In questi sei mesi alla Casa Bianca, col sostegno della maggioranza di cui godono i repubblicani in entrambe le camere del Congresso e di una Corte Suprema a maggioranza conservatrice, il presidente ha usato il suo potere per rimodellare radicalmente l’America: ha sconvolto il commercio globale, terremotato le relazioni con gli alleati degli Stati Uniti, represso l’immigrazione e coinvolto gli Stati Uniti in nuove guerre, contravvenendo a quelle promesse da ‘pacificatore’ ribadite durante il suo discorso di insediamento; imposto tagli fiscali e avviato un progetto per rimodellare la struttura del governo federale. A ben guardare, i cambiamenti più profondi, sono quelli che Trump ha imposto all’interno degli Stati Uniti, in particolare con la lotta senza quartiere agli immigrati. Il governo federale ha dichiarato di voler deportare un milione di persone l’anno e se in campagna elettorale il tycoon aveva promesso di concentrarsi su coloro con precedenti penali, oggi i dati mostrano che gli arresti degli agenti federali di frontiera, l’ormai famigerata ICE (Immigration and Customs Enforcement), sono fortemente sbilanciati verso gli immigrati incensurati. Secondo il Deportation Data Project della facoltà di giurisprudenza di Berkeley, gli arresti da parte dell’ICE sono quasi raddoppiati su base annua a partire dal mese successivo all’insediamento di Trump. Lo stato della California e Los Angeles in particolare, “sono dei campi di battaglia “ osserva il Los Angeles Times, mentre funzionari statali e locali denunciano un attacco incostituzionale ai diritti delle minoranze e ai valori progressisti.

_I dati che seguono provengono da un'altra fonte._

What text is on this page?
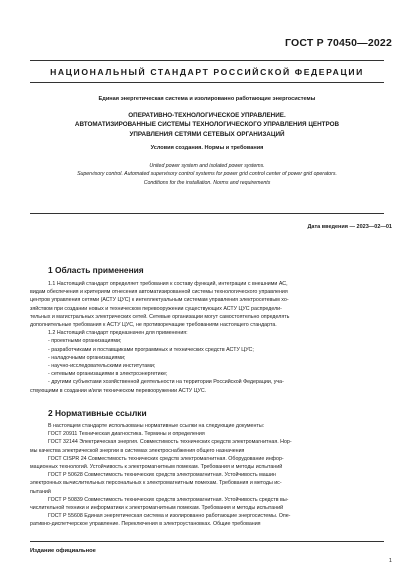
ГОСТ Р 70450—2022
НАЦИОНАЛЬНЫЙ СТАНДАРТ РОССИЙСКОЙ ФЕДЕРАЦИИ
Единая энергетическая система и изолированно работающие энергосистемы
ОПЕРАТИВНО-ТЕХНОЛОГИЧЕСКОЕ УПРАВЛЕНИЕ.
АВТОМАТИЗИРОВАННЫЕ СИСТЕМЫ ТЕХНОЛОГИЧЕСКОГО УПРАВЛЕНИЯ ЦЕНТРОВ
УПРАВЛЕНИЯ СЕТЯМИ СЕТЕВЫХ ОРГАНИЗАЦИЙ
Условия создания. Нормы и требования
United power system and isolated power systems.
Supervisory control. Automated supervisory control systems for power grid control center of power grid operators.
Conditions for the installation. Norms and requirements
Дата введения — 2023—02—01
1 Область применения
1.1 Настоящий стандарт определяет требования к составу функций, интеграции с внешними АС,
видам обеспечения и критериям отнесения автоматизированной системы технологического управления
центров управления сетями (АСТУ ЦУС) к интеллектуальным системам управления электросетевым хо-
зяйством при создании новых и техническом перевооружении существующих АСТУ ЦУС распредели-
тельных и магистральных электрических сетей. Сетевые организации могут самостоятельно определять
дополнительные требования к АСТУ ЦУС, не противоречащие требованиям настоящего стандарта.
1.2 Настоящий стандарт предназначен для применения:
- проектными организациями;
- разработчиками и поставщиками программных и технических средств АСТУ ЦУС;
- наладочными организациями;
- научно-исследовательскими институтами;
- сетевыми организациями в электроэнергетике;
- другими субъектами хозяйственной деятельности на территории Российской Федерации, уча-
ствующими в создании и/или техническом перевооружении АСТУ ЦУС.
2 Нормативные ссылки
В настоящем стандарте использованы нормативные ссылки на следующие документы:
ГОСТ 20911 Техническая диагностика. Термины и определения
ГОСТ 32144 Электрическая энергия. Совместимость технических средств электромагнитная. Нор-
мы качества электрической энергии в системах электроснабжения общего назначения
ГОСТ CISPR 24 Совместимость технических средств электромагнитная. Оборудование инфор-
мационных технологий. Устойчивость к электромагнитным помехам. Требования и методы испытаний
ГОСТ Р 50628 Совместимость технических средств электромагнитная. Устойчивость машин
электронных вычислительных персональных к электромагнитным помехам. Требования и методы ис-
пытаний
ГОСТ Р 50839 Совместимость технических средств электромагнитная. Устойчивость средств вы-
числительной техники и информатики к электромагнитным помехам. Требования и методы испытаний
ГОСТ Р 55608 Единая энергетическая система и изолированно работающие энергосистемы. Опе-
ративно-диспетчерское управление. Переключения в электроустановках. Общие требования
Издание официальное
1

Le guerre sono ancora qui?

Toni trionfalistici a parte, in politica estera difficilmente Trump può vantare grandi successi conseguiti nei primi sei mesi di mandato. La guerra in Ucraina e il massacro nella Striscia di Gaza, che – secondo quanto sbandierato in campagna elettorale – sarebbero cessati il giorno dopo il suo insediamento, proseguono implacabili con annunci di tregue, sempre date per imminenti e puntualmente rinviate di settimana in settimana. A questi conflitti, ‘ereditati’ dalla precedente amministrazione, a cui Trump attribuisce ogni colpa, a giugno si è aggiunta la ‘guerra dei 12 giorni’ tra Iran e Israele, a cui gli Stati Uniti si sono affiancati bombardando i siti nucleari di Teheran e le violenze settarie che rischiano di catapultare la Siria in una nuova guerra civile, con il deciso sostegno dell’alleato Benjamin Netanyahu. E la guerra dei dazi? Finora Trump l’ha dichiarata più volte ma l’ha sempre rinviata guadagnandosi il nomignolo di ‘Taco’ (Trump always chickens out – Trump cede sempre per primo) che tanto lo fa infuriare con cronisti e malcapitati. Le tariffe del ‘Liberation Day’ hanno innescato un crollo dei mercati finanziari e obbligazionari così catastrofico che la Casa Bianca è stata costretta a cambiare rotta nel giro di pochi giorni. Ma per l’Europa non è ancora detto. Bisognerà aspettare 1° agosto per capire se la Casa Bianca metterà in atto la sua minaccia di dazi al 30% sulle merci provenienti dal Vecchio Continente. E l’incertezza già pesa, con annessi investimenti congelati, affari in stallo, inflazione in ripresa.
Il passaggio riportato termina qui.